A contracorriente de la vieja frase según la cual la historia la escriben los vencedores, León-Portilla rescató la voz de los derrotados, pueblo al que los conquistadores, con la cruz y la espada, destruyeron su mundo, sus dioses y su ancestral organización político-social. Antes de él, conocíamos solamente la visión unilateral de los vencedores, los conquistadores. El traumático episodio se refleja en los testimonios recogidos en el libro.

Querido maestro de la Universidad Nacional Autónoma de México, el respetado último tlamatini fue objeto de incontables reconocimientos, el último de los cuales, la medalla Nezahualcóyotl, otorgada por la Secretaría de Educación Pública por primera vez, la recibió en la cama del hospital rodeado de sus familiares.

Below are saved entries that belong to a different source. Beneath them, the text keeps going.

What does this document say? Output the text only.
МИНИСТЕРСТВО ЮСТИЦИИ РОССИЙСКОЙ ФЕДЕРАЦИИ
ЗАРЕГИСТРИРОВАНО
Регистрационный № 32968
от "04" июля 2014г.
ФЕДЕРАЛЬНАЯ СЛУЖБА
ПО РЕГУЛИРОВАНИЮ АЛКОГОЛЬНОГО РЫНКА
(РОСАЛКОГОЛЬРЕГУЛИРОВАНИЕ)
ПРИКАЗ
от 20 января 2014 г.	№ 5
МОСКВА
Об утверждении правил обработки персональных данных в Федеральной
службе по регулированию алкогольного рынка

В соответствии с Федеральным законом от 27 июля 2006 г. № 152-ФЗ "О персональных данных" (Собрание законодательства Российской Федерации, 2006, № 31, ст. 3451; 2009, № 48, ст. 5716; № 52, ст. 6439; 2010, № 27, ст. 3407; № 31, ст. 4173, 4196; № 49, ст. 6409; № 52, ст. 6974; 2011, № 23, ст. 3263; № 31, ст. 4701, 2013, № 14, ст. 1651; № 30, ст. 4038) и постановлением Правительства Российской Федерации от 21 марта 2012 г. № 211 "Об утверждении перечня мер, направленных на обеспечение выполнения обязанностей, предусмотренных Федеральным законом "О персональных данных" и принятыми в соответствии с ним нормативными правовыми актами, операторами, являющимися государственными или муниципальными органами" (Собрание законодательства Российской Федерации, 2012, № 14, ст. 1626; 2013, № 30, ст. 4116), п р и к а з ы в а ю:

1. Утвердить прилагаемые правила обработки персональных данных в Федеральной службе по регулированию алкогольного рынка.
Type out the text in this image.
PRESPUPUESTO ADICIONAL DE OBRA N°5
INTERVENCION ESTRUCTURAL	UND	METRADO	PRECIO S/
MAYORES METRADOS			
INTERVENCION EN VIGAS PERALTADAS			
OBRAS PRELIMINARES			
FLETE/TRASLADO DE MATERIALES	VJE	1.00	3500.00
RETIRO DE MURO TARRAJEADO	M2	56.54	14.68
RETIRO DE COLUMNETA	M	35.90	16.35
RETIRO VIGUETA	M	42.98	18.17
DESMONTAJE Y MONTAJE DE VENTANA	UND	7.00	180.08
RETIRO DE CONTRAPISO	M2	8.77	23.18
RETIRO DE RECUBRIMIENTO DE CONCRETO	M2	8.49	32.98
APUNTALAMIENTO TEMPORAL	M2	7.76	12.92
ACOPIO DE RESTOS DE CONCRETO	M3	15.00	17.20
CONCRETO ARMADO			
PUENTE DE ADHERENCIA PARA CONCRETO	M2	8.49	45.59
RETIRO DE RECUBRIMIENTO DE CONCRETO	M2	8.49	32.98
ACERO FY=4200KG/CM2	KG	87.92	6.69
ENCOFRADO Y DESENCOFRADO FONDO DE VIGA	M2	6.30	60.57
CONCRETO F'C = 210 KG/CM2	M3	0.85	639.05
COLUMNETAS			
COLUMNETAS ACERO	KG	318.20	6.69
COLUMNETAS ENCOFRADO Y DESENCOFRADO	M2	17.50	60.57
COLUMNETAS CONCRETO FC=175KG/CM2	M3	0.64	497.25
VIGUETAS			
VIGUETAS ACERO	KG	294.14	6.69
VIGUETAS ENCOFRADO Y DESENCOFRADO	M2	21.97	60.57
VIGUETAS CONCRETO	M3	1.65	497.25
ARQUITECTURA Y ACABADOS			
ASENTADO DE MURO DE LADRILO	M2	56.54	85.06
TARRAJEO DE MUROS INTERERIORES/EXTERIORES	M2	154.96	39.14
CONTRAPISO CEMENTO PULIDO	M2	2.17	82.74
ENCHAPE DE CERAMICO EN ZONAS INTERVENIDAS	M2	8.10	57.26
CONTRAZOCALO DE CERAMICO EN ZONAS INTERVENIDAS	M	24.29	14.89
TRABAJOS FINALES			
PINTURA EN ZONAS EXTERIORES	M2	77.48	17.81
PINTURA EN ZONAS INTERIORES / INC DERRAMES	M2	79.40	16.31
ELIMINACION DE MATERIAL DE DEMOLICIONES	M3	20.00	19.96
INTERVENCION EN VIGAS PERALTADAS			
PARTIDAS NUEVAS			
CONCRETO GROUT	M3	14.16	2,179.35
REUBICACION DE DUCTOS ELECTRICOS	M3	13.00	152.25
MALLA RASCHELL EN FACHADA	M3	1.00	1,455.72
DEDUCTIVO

Expositor ameno, era capaz de hacer fácil incluso para los legos intrincados temas de lingüística. Fue hombre sencillo, de buen humor. Cuando cumplió 80 años, la UNAM organizó un homenaje en su honor y en el de la inolvidable doctora Clementina Díaz y de Ovando, quien completaba 90. Presidió el acto el entonces rector Juan Ramón de la Fuente.

En su discurso de agradecimiento, León-Portilla dedicó parte de su pieza oratoria al elogio de su casa de estudios. Dijo, palabras más, palabras menos, sentirse privilegiado al pertenecer a la UNAM, donde no solamente gozaba el placer de enseñar a jóvenes, sino también recibir respaldo para sus investigaciones, publicar sus libros y disfrutar cada mañana de la belleza de los jardines de Ciudad Universitaria. Remató el elogio con la frase: “Y encima me pagan”.

Desde el presídium y en alta voz, el rector De la Fuente le replicó: “Lo último tiene remedio”. La carcajada fue general. Horas después, durante la comida, reconvino en broma a De la Fuente: “Señor rector, es preciso considerar arrebatos líricos lo que a veces se dice en la tribuna cuando se pronuncia un discurso, especialmente si se habla de salarios”.

Murió después de una larga vida plena de frutos y realizaciones. La suya fue, como dicen que decía, “una vida feliz y completa, con exceso de juventud a cuestas”. Cumplió al pie de la letra el viejo proverbio chino: “Hay que morir joven… lo más tarde que se pueda”. Nos quedan sus libros y sus recuerdos.